À l'occasion de la publication de plus de 750 pages de dossiers du FBI sur Cohn en 2019, le New York Times a écrit que ces dossiers « suggèrent que M. Cohn et M. Hoover partageaient un lien spécial ». Dans une lettre adressée à Hoover en 1969, Cohn écrit : « Vous êtes une si grande institution dans cette nation ». En réponse à « Cher Roy », Hoover écrit que ses « commentaires généreux à mon égard font vraiment plaisir ».
Il est intéressant de noter que Cohn justifie son amoralité et son mensonge pur et simple en s'appuyant sur des notions promues par divers courants postmodernistes en vogue dans les années 1970, souvent associés à ce que l'on appelle à tort « la gauche ». Tout au long du film d'Abassi, Cohn enseigne à Trump la nécessité, s'il veut atteindre ses objectifs de pouvoir et de richesse, de mettre de côté non seulement son humanité, mais aussi toute notion d'existence d'une vérité objective.
« C'est un avantage de ne pas se soucier de ce que les gens pensent de vous », affirme Cohn. « Il n'y a pas de bien et de mal. Il n'y a pas de morale. Il n'y a pas de vérité avec un grand V. C'est une construction. C'est une fiction. Rien de tout cela n'a d'importance, sauf la victoire. C'est tout. »
(Dans le même ordre d'idées, en 2004, un fonctionnaire anonyme de la Maison-Blanche a déclaré à un journaliste que l'administration Bush rejetait ce qu'il appelait la « communauté basée sur la réalité », fondée sur une « étude judicieuse de la réalité discernable », et soutenait que « nous sommes un empire maintenant, et lorsque nous agissons, nous créons notre propre réalité ».)

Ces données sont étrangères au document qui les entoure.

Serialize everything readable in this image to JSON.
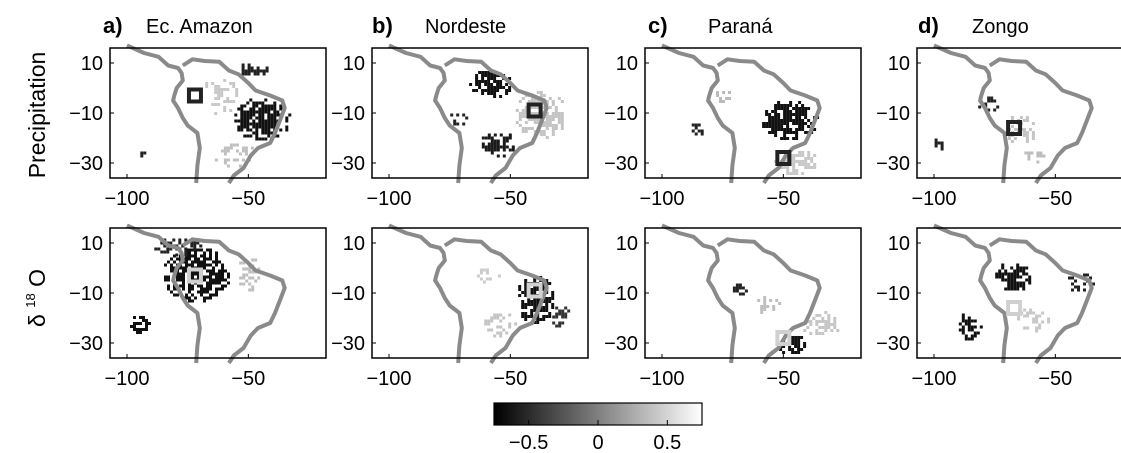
{
  "chart_data": {
    "type": "heatmap",
    "colormap": {
      "low": "#000000",
      "high": "#ffffff",
      "name": "gray"
    },
    "row_labels": {
      "precipitation": "Precipitation",
      "delta_symbol": "δ",
      "delta_superscript": "18",
      "delta_element": "O"
    },
    "xticks": [
      "−100",
      "−50"
    ],
    "yticks": [
      "10",
      "−10",
      "−30"
    ],
    "xlim": [
      -107,
      -18
    ],
    "ylim": [
      -36,
      16
    ],
    "panels": [
      {
        "letter": "a)",
        "name": "Ec. Amazon",
        "site": {
          "lon": -72,
          "lat": -3
        }
      },
      {
        "letter": "b)",
        "name": "Nordeste",
        "site": {
          "lon": -40,
          "lat": -9
        }
      },
      {
        "letter": "c)",
        "name": "Paraná",
        "site": {
          "lon": -50,
          "lat": -28
        }
      },
      {
        "letter": "d)",
        "name": "Zongo",
        "site": {
          "lon": -67,
          "lat": -16
        }
      }
    ],
    "colorbar": {
      "ticks": [
        "−0.5",
        "0",
        "0.5"
      ],
      "tick_values": [
        -0.5,
        0,
        0.5
      ],
      "range": [
        -0.75,
        0.75
      ]
    },
    "site_marker_colors": {
      "precipitation": "#222222",
      "d18o": "#d0d0d0"
    }
  }
}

Malheureusement pour Cohn, Trump et le système qu'ils représentent, il existe une réalité objective, un processus historique objectif qui peut être compris, expliqué et sur lequel on peut agir. De cette réalité découle une lutte des classes et une morale de la classe ouvrière, qui inspirera des millions de personnes à se battre pour débarrasser la planète du capitalisme avant que celui-ci n'ait raison de la civilisation humaine.
Il est également important de retracer l'évolution de la démagogie fasciste de McCarthy et Cohn il y a 70 ans jusqu'aux menaces plus développées représentées par Trump aujourd'hui. McCarthy a été censuré et écarté de toute influence en 1954 parce que le capitalisme américain, alors en plein boom d'après-guerre, n'avait pas besoin de telles méthodes. Mais Cohn a vécu assez longtemps pour servir de mentor à un jeune homme qui n'était encore qu'un enfant lorsque McCarthy était au sommet de sa gloire. Trump, qui est désormais le candidat le plus âgé à la présidence des États-Unis, a attendu son heure et s'est préparé à un moment où la crise du capitalisme mondial donne naissance à des mouvements d'extrême droite et fascistes dans le monde entier. Il n'est pas encore à la tête d'un mouvement fasciste de masse, mais c'est son objectif, ainsi que celui de ses partisans les plus fanatiques.